The UNESCO World Heritage List includes over a thousand properties. They have outstanding universal value and are all part of the world’s cultural and natural heritage.

Official facts

  • Countries: Belarus, Estonia, Finland, Latvia, Lithuania, Norway, Republic of Moldova, Russian Federation, Sweden, Ukraine
  • Date of Inscription: 2005
  • Category: Cultural

UNESCO’s World Heritage Centre’s (short) description of site no. 1187:

The Struve Arc is a chain of survey triangulations stretching from Hammerfest in Norway to the Black Sea, through 10 countries and over 2,820 km. These are points of a survey, carried out between 1816 and 1855 by the astronomer Friedrich Georg Wilhelm Struve, which represented the first accurate measuring of a long segment of a meridian. This helped to establish the exact size and shape of the planet and marked an important step in the development of earth sciences and topographic mapping.

It is an extraordinary example of scientific collaboration among scientists from different countries, and of collaboration between monarchs for a scientific cause. The original arc consisted of 258 main triangles with 265 main station points. The listed site includes 34 of the original station points, with different markings, i.e. a drilled hole in rock, iron cross, cairns, or built obelisks.

My visit

This map shows all 34 original station points. Click on each marker for a bit more information about it.

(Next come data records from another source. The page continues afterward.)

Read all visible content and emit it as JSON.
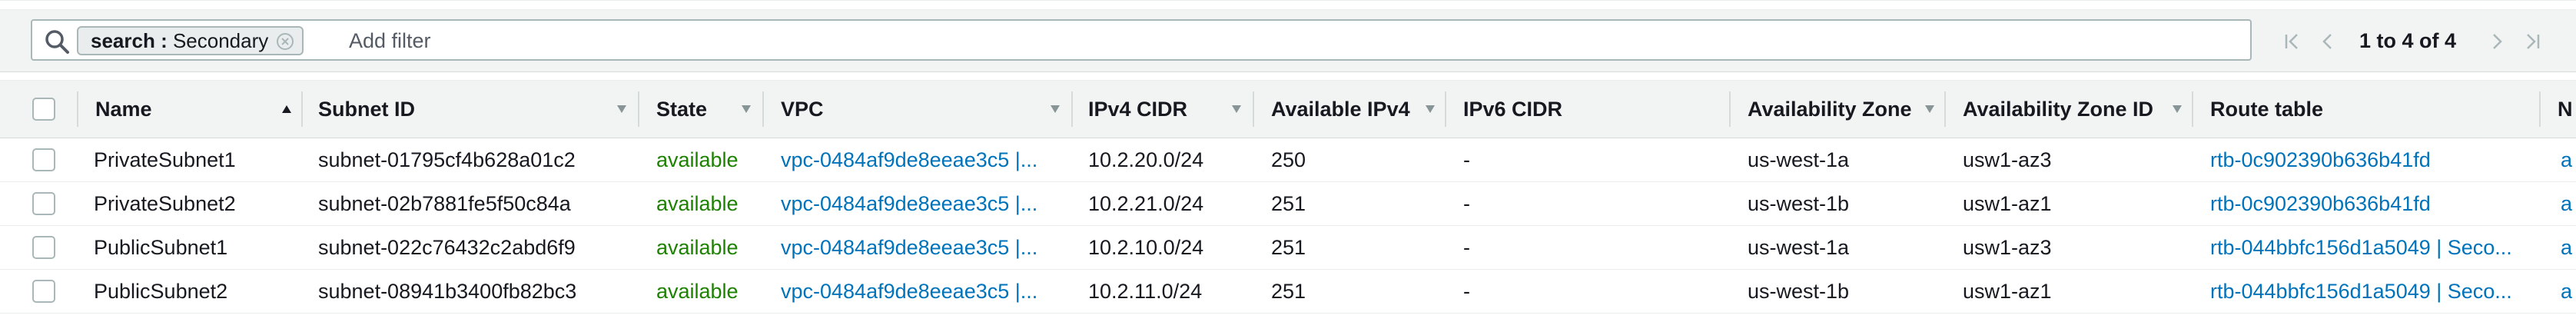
{
  "filter": {
    "token_key": "search",
    "token_sep": " : ",
    "token_value": "Secondary",
    "placeholder": "Add filter"
  },
  "pagination": {
    "label": "1 to 4 of 4"
  },
  "columns": {
    "name": "Name",
    "subnet_id": "Subnet ID",
    "state": "State",
    "vpc": "VPC",
    "ipv4_cidr": "IPv4 CIDR",
    "available_ipv4": "Available IPv4",
    "ipv6_cidr": "IPv6 CIDR",
    "availability_zone": "Availability Zone",
    "availability_zone_id": "Availability Zone ID",
    "route_table": "Route table",
    "network_acl": "N"
  },
  "rows": [
    {
      "name": "PrivateSubnet1",
      "subnet_id": "subnet-01795cf4b628a01c2",
      "state": "available",
      "vpc": "vpc-0484af9de8eeae3c5 |...",
      "ipv4_cidr": "10.2.20.0/24",
      "available_ipv4": "250",
      "ipv6_cidr": "-",
      "az": "us-west-1a",
      "az_id": "usw1-az3",
      "route_table": "rtb-0c902390b636b41fd",
      "network_acl": "a"
    },
    {
      "name": "PrivateSubnet2",
      "subnet_id": "subnet-02b7881fe5f50c84a",
      "state": "available",
      "vpc": "vpc-0484af9de8eeae3c5 |...",
      "ipv4_cidr": "10.2.21.0/24",
      "available_ipv4": "251",
      "ipv6_cidr": "-",
      "az": "us-west-1b",
      "az_id": "usw1-az1",
      "route_table": "rtb-0c902390b636b41fd",
      "network_acl": "a"
    },
    {
      "name": "PublicSubnet1",
      "subnet_id": "subnet-022c76432c2abd6f9",
      "state": "available",
      "vpc": "vpc-0484af9de8eeae3c5 |...",
      "ipv4_cidr": "10.2.10.0/24",
      "available_ipv4": "251",
      "ipv6_cidr": "-",
      "az": "us-west-1a",
      "az_id": "usw1-az3",
      "route_table": "rtb-044bbfc156d1a5049 | Seco...",
      "network_acl": "a"
    },
    {
      "name": "PublicSubnet2",
      "subnet_id": "subnet-08941b3400fb82bc3",
      "state": "available",
      "vpc": "vpc-0484af9de8eeae3c5 |...",
      "ipv4_cidr": "10.2.11.0/24",
      "available_ipv4": "251",
      "ipv6_cidr": "-",
      "az": "us-west-1b",
      "az_id": "usw1-az1",
      "route_table": "rtb-044bbfc156d1a5049 | Seco...",
      "network_acl": "a"
    }
  ],
  "colors": {
    "link": "#0073bb",
    "available": "#1d8102",
    "header_bg": "#f2f3f3"
  }
}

At Struve’s time there were fewer authorities to convince in setting up the string of stations. In the 19th century the Russian Empire controlled most of the territory and the rest belonged to Sweden. It is a long way from Northern Norway to the Black Sea and the number of markings were impressive.

In 2020 I visited the northernmost of UNESCO’s selection of original station points, in Hammerfest, Norway. This is one of the most accessible points on the Struve Geodetic Arc too. It is located in the middle of a town. Many other places, including three additional places in Norway, are quite difficult to reach.